A lot of us are starting out the new year with new puppies, and along with enjoying all the cuteness and playfulness comes the very important responsibility to housetrain the dog.

The first thing to understand is that your dog doesn’t care whether he goes to the bathroom inside the house or outside the house. Going outside is strictly your priority, but your dog wants to make you happy, so he will follow your rules even when they don’t have any meaning to him. He just has to figure out what the rules are. The best way to accomplish that is to eliminate his chance to do it wrong and to reward him for doing it right.

I find that crate training tends to accomplish this the most quickly and clearly. When nobody is watching the dog, while sleeping at night for instance, the dog should be kept in a crate that is large enough for him to stand up, turn around, and lie down comfortably, but not much larger than that. When his space is limited he will naturally not want to urinate or defecate in that area and will hold it instead. This also keeps the dog from roaming around the house at night ingesting non-food items, like chunks of your couch, which will need to be surgically removed form his small intestines later.

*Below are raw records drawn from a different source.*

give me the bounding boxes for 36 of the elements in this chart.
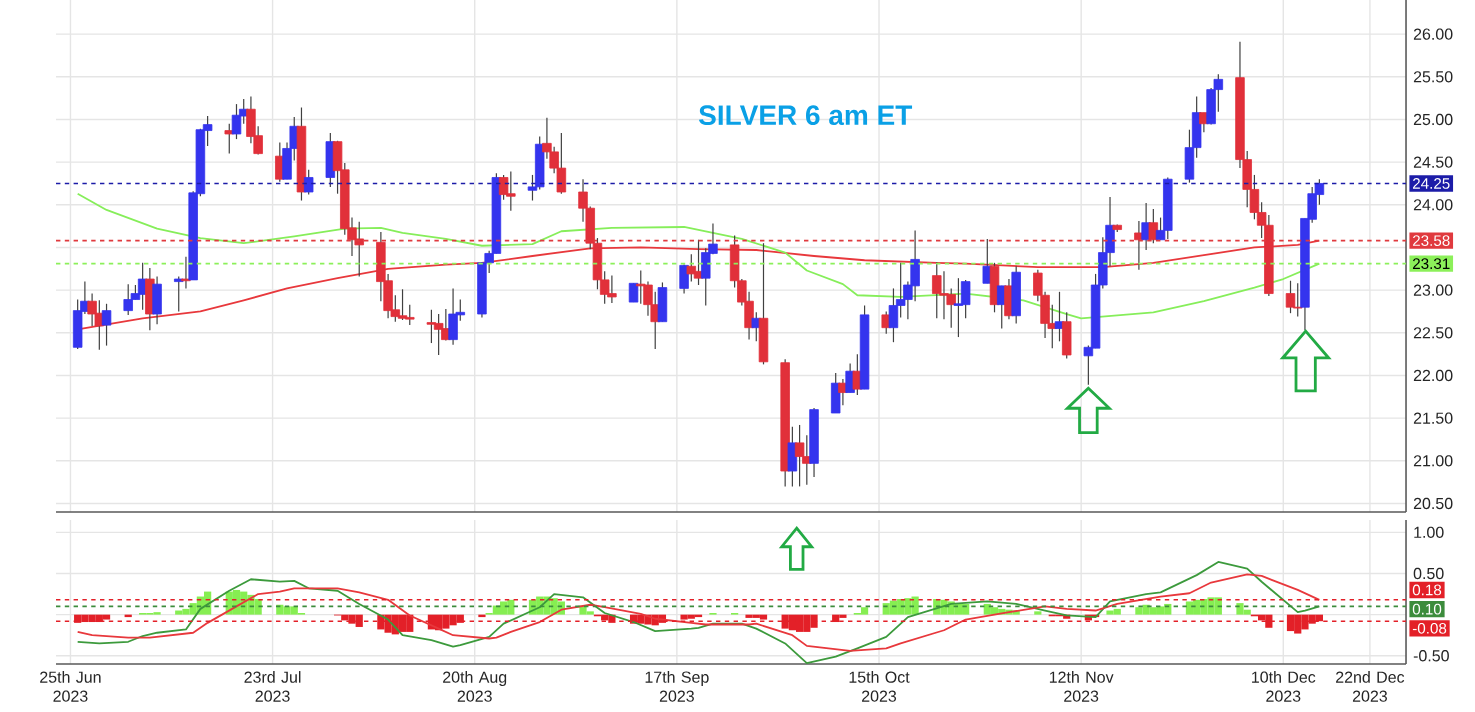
y-tick-label: 21.00 (1413, 455, 1453, 467)
y-tick-label: 25.00 (1413, 113, 1453, 126)
x-tick-label: 23rd Jul 2023 (244, 671, 301, 702)
y-tick-label: -0.50 (1413, 650, 1449, 662)
y-tick-label: 24.00 (1413, 199, 1453, 211)
ref-line-label: 23.31 (1412, 258, 1450, 270)
ref-line-label: 24.25 (1412, 178, 1450, 189)
y-tick-label: 22.50 (1413, 327, 1453, 339)
line-series (76, 561, 1321, 665)
ref-line-label: -0.08 (1412, 622, 1447, 634)
candlestick (101, 303, 112, 347)
x-tick-label: 17th Sep 2023 (645, 671, 709, 702)
x-tick-label: 10th Dec 2023 (1252, 671, 1316, 702)
candlestick (231, 103, 242, 140)
candlestick (686, 253, 697, 283)
x-tick-label: 12th Nov 2023 (1049, 671, 1114, 702)
ref-line-label: 0.10 (1412, 603, 1442, 615)
candlestick (303, 169, 314, 196)
y-tick-label: 0.50 (1413, 567, 1444, 580)
y-tick-label: 24.50 (1413, 156, 1453, 168)
y-tick-label: 26.00 (1413, 28, 1453, 40)
y-tick-label: 22.00 (1413, 369, 1453, 382)
candlestick (181, 256, 191, 290)
x-tick-label: 25th Jun 2023 (40, 671, 101, 702)
y-tick-label: 1.00 (1414, 526, 1444, 539)
x-tick-label: 20th Aug 2023 (443, 671, 507, 702)
x-tick-label: 22nd Dec 2023 (1336, 671, 1405, 702)
y-tick-label: 20.50 (1413, 497, 1453, 510)
y-tick-label: 21.50 (1413, 412, 1453, 424)
x-tick-label: 15th Oct 2023 (849, 671, 910, 702)
y-tick-label: 25.50 (1413, 71, 1453, 83)
ref-line-label: 0.18 (1412, 584, 1442, 596)
ref-line-label: 23.58 (1412, 235, 1450, 247)
y-tick-label: 23.00 (1413, 284, 1453, 296)
text: SILVER 6 am ET (698, 105, 913, 126)
bar (1034, 611, 1042, 615)
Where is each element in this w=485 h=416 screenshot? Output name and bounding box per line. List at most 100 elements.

In the morning the first thing that should happen is that the dog is let out of the crate and taken directly outside, where he will probably need to go to the bathroom because he has been holding it all night. The key to success here involves the owner going outside with the dog too, in the 20 below zero weather and the gale force winds, and standing right next to the dog in order to administer a special treat the instant the dog is finished in order to reward him for going to the bathroom outside. If the owner cheats and stands in the nice warm house and offers the dog the treat as he is coming back inside she is rewarding the dog for coming in the door, not for going to the bathroom outside.

No dog should be kept in a crate for 20 hours a day, so make sure that he is out and exercising and interacting with the family as much as possible. While the dog is out and about somebody must commit to having an eyeball on the dog at all times. It doesn’t take long before you learn to read the "I think I will find a place to relieve myself" behavior as the thought is forming in your dog’s head. If you wait until the dog is giving signals that they need to go to the bathroom rather than just taking him out randomly every 20 minutes you increase your chance of rewarding him for doing it right instead of playing the going-outside-for-no-particular-reason-game all day. Lots of dogs will go outside, sniff around a little, come back inside, and relieve themselves as soon as they come back in. Be prepared and pay attention so you are ready to get the dog back outside before he can do it wrong and so you can reward him for doing it right.

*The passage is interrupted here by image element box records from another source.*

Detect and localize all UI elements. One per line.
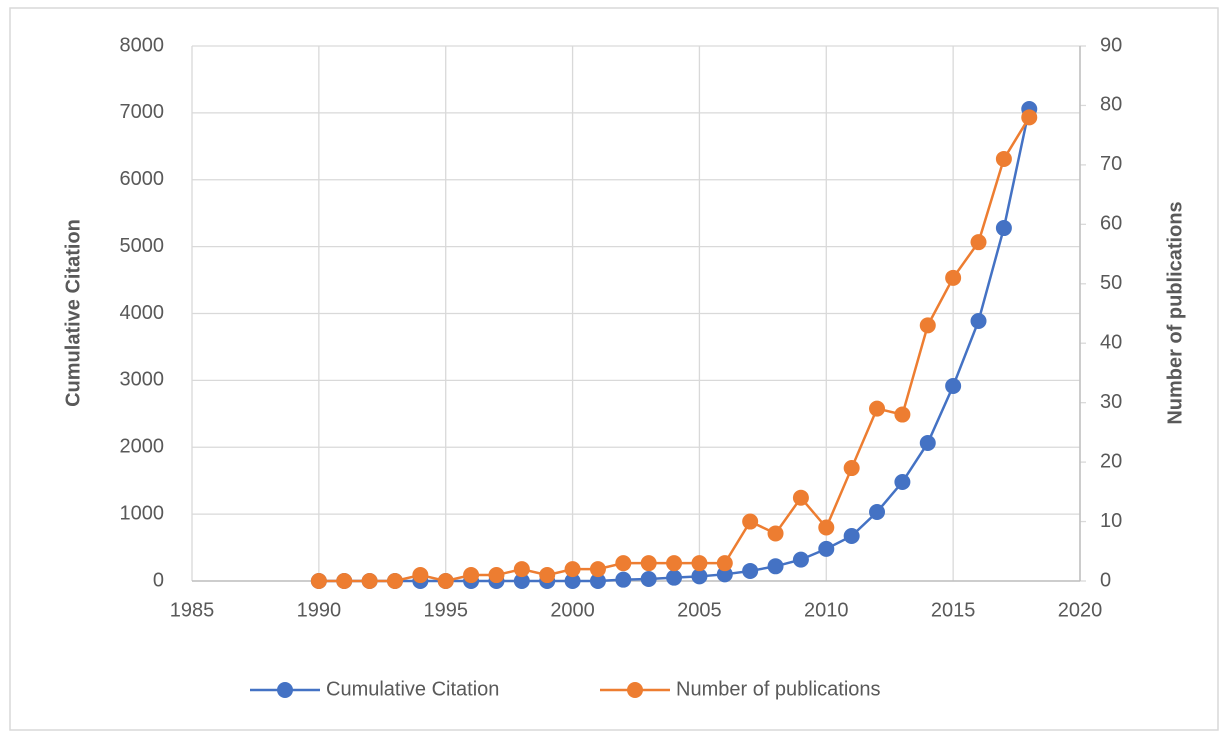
marker xyxy=(463,567,480,584)
y-tick-label: 6000 xyxy=(120,168,165,190)
marker xyxy=(995,150,1012,167)
y2-tick-label: 80 xyxy=(1100,94,1122,116)
y2-tick-label: 60 xyxy=(1100,213,1122,235)
marker xyxy=(894,406,911,423)
marker xyxy=(792,489,809,506)
legend-label: Number of publications xyxy=(676,678,881,700)
marker xyxy=(792,551,809,568)
legend-marker xyxy=(277,682,293,698)
marker xyxy=(818,519,835,536)
y-tick-label: 4000 xyxy=(120,302,165,324)
y2-tick-label: 20 xyxy=(1100,450,1122,472)
marker xyxy=(716,555,733,572)
x-tick-label: 2020 xyxy=(1058,599,1103,621)
marker xyxy=(970,312,987,329)
marker xyxy=(513,561,530,578)
marker xyxy=(843,527,860,544)
marker xyxy=(742,562,759,579)
legend-label: Cumulative Citation xyxy=(326,678,499,700)
marker xyxy=(995,220,1012,237)
marker xyxy=(589,573,606,589)
y2-tick-label: 50 xyxy=(1100,272,1122,294)
marker xyxy=(615,571,632,588)
marker xyxy=(869,503,886,520)
marker xyxy=(615,555,632,572)
y-tick-label: 8000 xyxy=(120,34,165,56)
series-line xyxy=(318,116,1031,583)
y2-tick-label: 40 xyxy=(1100,332,1122,354)
y-tick-label: 3000 xyxy=(120,369,165,391)
marker xyxy=(1021,109,1038,126)
marker xyxy=(539,567,556,584)
marker xyxy=(945,377,962,394)
y2-tick-label: 90 xyxy=(1100,34,1122,56)
y-axis-title: Cumulative Citation xyxy=(62,219,84,407)
y2-tick-label: 70 xyxy=(1100,153,1122,175)
y-tick-label: 1000 xyxy=(120,502,165,524)
x-tick-label: 1995 xyxy=(423,599,468,621)
marker xyxy=(869,400,886,417)
y2-tick-label: 30 xyxy=(1100,391,1122,413)
marker xyxy=(716,566,733,583)
marker xyxy=(488,567,505,584)
marker xyxy=(919,317,936,334)
chart-border xyxy=(9,7,1219,731)
marker xyxy=(843,460,860,477)
marker xyxy=(945,269,962,286)
marker xyxy=(742,513,759,530)
marker xyxy=(691,568,708,585)
y-tick-label: 7000 xyxy=(120,101,165,123)
legend-marker xyxy=(627,682,643,698)
y2-tick-label: 10 xyxy=(1100,510,1122,532)
marker xyxy=(437,573,454,589)
marker xyxy=(589,561,606,578)
marker xyxy=(336,573,353,589)
marker xyxy=(386,573,403,589)
marker xyxy=(564,561,581,578)
y-tick-label: 0 xyxy=(153,569,164,591)
x-tick-label: 2010 xyxy=(804,599,849,621)
marker xyxy=(767,525,784,542)
marker xyxy=(564,573,581,589)
x-tick-label: 2015 xyxy=(931,599,976,621)
marker xyxy=(666,569,683,586)
marker xyxy=(691,555,708,572)
x-tick-label: 1985 xyxy=(170,599,215,621)
marker xyxy=(970,234,987,251)
marker xyxy=(818,540,835,557)
x-tick-label: 1990 xyxy=(297,599,342,621)
marker xyxy=(640,555,657,572)
marker xyxy=(894,474,911,491)
marker xyxy=(919,434,936,451)
x-tick-label: 2005 xyxy=(677,599,722,621)
marker xyxy=(640,570,657,587)
y-tick-label: 2000 xyxy=(120,436,165,458)
marker xyxy=(666,555,683,572)
marker xyxy=(310,573,327,589)
marker xyxy=(412,567,429,584)
x-tick-label: 2000 xyxy=(550,599,595,621)
marker xyxy=(513,573,530,589)
marker xyxy=(767,558,784,575)
marker xyxy=(361,573,378,589)
y-tick-label: 5000 xyxy=(120,235,165,257)
y2-axis-title: Number of publications xyxy=(1164,201,1186,424)
y2-tick-label: 0 xyxy=(1100,569,1111,591)
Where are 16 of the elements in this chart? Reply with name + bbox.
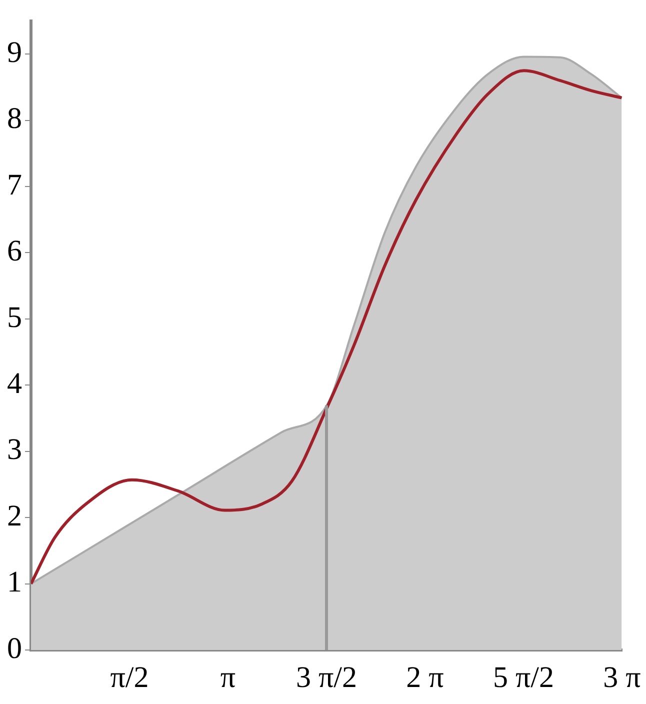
y-tick-label: 5 (7, 300, 22, 334)
y-tick-label: 2 (7, 499, 22, 532)
y-tick-label: 6 (7, 234, 22, 268)
x-tick-label: 5 π/2 (493, 660, 554, 694)
y-tick-label: 9 (7, 36, 22, 69)
y-tick-label: 4 (7, 367, 22, 400)
x-tick-label: 3 π/2 (296, 660, 357, 694)
y-tick-label: 1 (7, 566, 22, 599)
x-tick-label: 2 π (406, 660, 444, 694)
y-tick-label: 0 (7, 632, 22, 665)
x-tick-label: 3 π (603, 660, 641, 694)
y-tick-label: 7 (7, 168, 22, 202)
y-tick-label: 3 (7, 433, 22, 466)
x-tick-label: π/2 (110, 660, 149, 694)
x-tick-label: π (220, 660, 236, 694)
y-tick-label: 8 (7, 102, 22, 136)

If your dog does have an accident in the house, and he will, you need to understand that hitting him, rubbing his nose in it, or otherwise berating him is probably not sending the message you think it is. Your problem is that the poop is inside the house instead of outside, but a dog brain only has enough cognitive ability to understand "When I go to the bathroom I get in trouble, and now I have to go, but I’ll get in trouble again, so I guess I’ll just have to hide behind the couch when I go." If your dog starts hiding in order to relieve himself you will have a much more difficult time teaching him the difference between inside and outside. I have heard the suggestion that when the dog has an accident in the house the owner should roll a newspaper very tightly and briskly whap herself on the forehead three times, repeating the words "I will watch my dog more carefully next time".

Clarity and consistency are important in order to facilitate quick learning. For that reason I am not a big fan of puppy pads. Puppy pads tell your dog that it is indeed OK to go to the bathroom in the house, but some day you are going to have to say "Today the rules have changed and inside the house is no longer OK". Now you are starting again from zero after having arbitrarily changed the rules. Little guys can go outside just fine when it is cold, so teach them one set of rules from the start.

Puppies require real time and commitment in order to help them learn to be good citizens. Yeah, standing outside in freezing cold weather watching your dog go to the bathroom is a pain, but keep in mind that it is definitely less of a pain than cleaning dog waste out of your carpets for 12 years.